A survey of probabilistic logic programming

The combination of logic programming and probability has proven useful for modeling domains with complex and uncertain relationships among elements. Many probabilistic logic programming (PLP) semantics have been proposed; among these, the distribution semantics has recently gained increased attention and has been adopted by many languages such as the Independent Choice Logic, PRISM, Logic Programs with Annotated Disjunctions, ProbLog, and P-log. This chapter reviews the distribution semantics, beginning with the simplest case with stratified Datalog programs, and showing how the definition is extended to programs that include function symbols and non-stratified negation. The languages that adopt the distribution semantics are also discussed and compared both to one another and to Bayesian networks.We then survey existing approaches for inference in PLP languages that follow the distribution semantics. We concentrate on the PRISM, ProbLog, and PITA systems.
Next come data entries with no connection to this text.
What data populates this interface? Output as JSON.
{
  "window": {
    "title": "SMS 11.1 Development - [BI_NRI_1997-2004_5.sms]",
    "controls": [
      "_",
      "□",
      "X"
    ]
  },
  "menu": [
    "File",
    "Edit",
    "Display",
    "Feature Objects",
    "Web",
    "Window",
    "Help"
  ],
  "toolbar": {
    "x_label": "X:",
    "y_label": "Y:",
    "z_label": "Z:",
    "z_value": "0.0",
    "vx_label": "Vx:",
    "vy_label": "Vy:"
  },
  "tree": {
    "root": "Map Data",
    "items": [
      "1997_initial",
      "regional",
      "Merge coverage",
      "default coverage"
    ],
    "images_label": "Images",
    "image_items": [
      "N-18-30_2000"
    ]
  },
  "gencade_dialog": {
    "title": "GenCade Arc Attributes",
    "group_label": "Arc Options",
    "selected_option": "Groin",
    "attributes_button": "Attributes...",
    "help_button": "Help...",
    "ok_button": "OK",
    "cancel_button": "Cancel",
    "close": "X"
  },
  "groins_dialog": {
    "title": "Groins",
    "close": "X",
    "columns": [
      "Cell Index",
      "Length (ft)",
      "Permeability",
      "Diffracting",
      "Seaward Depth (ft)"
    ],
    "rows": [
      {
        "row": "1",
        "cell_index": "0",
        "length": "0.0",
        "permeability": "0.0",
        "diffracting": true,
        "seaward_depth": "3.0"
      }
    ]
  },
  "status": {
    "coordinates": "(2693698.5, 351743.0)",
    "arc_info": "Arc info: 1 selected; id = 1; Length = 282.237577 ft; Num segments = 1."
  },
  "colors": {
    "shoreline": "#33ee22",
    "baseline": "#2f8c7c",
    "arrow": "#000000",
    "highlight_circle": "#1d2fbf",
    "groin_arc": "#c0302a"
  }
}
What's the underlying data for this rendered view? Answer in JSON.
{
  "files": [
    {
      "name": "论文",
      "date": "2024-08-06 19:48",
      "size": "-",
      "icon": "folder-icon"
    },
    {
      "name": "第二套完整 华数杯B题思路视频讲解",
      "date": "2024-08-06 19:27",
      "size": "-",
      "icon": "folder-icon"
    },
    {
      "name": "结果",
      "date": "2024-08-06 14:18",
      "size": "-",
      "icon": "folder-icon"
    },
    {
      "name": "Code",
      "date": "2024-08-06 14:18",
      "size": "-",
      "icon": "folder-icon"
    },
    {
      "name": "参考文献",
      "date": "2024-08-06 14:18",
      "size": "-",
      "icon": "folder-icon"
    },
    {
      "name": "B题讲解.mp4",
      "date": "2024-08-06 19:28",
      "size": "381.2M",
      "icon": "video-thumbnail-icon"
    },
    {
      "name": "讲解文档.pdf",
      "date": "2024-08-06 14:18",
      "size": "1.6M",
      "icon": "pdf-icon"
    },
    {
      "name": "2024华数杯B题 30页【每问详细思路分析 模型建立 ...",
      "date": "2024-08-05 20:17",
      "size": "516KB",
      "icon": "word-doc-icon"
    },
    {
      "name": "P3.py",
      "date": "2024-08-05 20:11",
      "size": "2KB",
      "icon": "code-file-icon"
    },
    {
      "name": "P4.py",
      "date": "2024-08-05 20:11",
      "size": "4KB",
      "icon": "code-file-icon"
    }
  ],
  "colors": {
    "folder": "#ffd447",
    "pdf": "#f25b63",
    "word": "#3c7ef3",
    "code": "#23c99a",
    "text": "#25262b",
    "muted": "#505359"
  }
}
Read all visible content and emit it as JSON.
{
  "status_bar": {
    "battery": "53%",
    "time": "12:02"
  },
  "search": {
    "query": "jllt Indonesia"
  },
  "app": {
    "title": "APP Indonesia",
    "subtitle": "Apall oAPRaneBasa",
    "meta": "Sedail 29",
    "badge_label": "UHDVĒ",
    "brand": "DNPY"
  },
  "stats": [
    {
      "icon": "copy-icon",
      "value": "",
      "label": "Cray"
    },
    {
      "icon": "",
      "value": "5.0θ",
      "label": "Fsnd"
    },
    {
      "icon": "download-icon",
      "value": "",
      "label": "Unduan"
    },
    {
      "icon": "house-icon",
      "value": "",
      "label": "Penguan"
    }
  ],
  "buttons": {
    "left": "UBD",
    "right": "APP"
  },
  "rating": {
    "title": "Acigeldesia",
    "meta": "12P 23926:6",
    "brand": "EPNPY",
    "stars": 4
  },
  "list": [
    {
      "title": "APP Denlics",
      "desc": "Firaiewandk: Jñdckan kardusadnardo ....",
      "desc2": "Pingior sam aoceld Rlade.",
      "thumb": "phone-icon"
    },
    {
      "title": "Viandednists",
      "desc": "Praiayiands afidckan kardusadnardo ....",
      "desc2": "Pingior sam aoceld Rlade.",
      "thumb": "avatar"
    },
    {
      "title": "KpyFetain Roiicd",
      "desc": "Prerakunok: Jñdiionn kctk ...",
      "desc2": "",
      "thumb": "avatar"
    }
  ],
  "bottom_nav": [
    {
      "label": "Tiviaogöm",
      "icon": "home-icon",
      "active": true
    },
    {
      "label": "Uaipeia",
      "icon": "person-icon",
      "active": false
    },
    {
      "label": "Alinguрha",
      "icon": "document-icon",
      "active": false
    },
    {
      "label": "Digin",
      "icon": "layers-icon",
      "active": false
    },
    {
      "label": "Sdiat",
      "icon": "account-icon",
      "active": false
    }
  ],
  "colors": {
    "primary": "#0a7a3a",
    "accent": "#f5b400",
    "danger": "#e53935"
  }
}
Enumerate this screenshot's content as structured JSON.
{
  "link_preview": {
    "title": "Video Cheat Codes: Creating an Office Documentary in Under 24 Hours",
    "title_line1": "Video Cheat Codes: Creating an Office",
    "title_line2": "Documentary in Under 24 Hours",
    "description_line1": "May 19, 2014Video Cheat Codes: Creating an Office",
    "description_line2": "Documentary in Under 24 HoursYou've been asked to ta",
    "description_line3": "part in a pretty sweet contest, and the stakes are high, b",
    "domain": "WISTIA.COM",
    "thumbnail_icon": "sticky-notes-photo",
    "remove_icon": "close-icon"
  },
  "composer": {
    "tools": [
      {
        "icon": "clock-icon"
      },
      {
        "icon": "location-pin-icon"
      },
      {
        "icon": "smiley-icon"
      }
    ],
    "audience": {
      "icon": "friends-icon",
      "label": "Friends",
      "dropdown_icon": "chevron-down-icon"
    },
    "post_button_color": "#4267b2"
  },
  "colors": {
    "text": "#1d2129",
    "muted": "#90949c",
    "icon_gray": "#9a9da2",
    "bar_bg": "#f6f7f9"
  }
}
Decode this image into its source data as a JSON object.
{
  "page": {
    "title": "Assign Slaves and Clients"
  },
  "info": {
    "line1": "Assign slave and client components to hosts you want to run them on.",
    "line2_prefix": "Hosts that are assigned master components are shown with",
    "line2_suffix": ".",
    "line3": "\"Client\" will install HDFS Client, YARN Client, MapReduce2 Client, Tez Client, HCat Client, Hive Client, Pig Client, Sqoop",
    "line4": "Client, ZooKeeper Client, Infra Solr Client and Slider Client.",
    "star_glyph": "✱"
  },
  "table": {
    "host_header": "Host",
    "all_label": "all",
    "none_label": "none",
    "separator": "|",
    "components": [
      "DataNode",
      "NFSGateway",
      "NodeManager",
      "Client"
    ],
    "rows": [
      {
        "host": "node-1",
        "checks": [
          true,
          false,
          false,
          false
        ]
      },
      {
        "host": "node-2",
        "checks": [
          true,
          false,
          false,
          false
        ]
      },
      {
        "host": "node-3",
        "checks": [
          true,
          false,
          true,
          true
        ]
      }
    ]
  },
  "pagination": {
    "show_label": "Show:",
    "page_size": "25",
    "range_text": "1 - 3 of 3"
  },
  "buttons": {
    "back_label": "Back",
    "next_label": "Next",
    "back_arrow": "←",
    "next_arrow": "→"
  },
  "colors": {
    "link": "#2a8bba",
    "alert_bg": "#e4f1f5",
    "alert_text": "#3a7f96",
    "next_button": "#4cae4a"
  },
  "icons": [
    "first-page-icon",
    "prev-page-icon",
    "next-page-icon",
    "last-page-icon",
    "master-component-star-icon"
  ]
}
The PRISM system was one of the first and can be applied when certain restrictions on the program hold. ProbLog introduced the use of Binary Decision Diagrams that provide a computational basis for removing these restrictions and so performing inference over more general classes of logic programs. PITA speeds up inference by using tabling and answer subsumption. It supports general probabilistic programs, but can easily be optimized for simpler settings and even possibilistic uncertain reasoning. The chapter also discusses the computational complexity of the various approaches together with techniques for limiting it by resorting to approximation.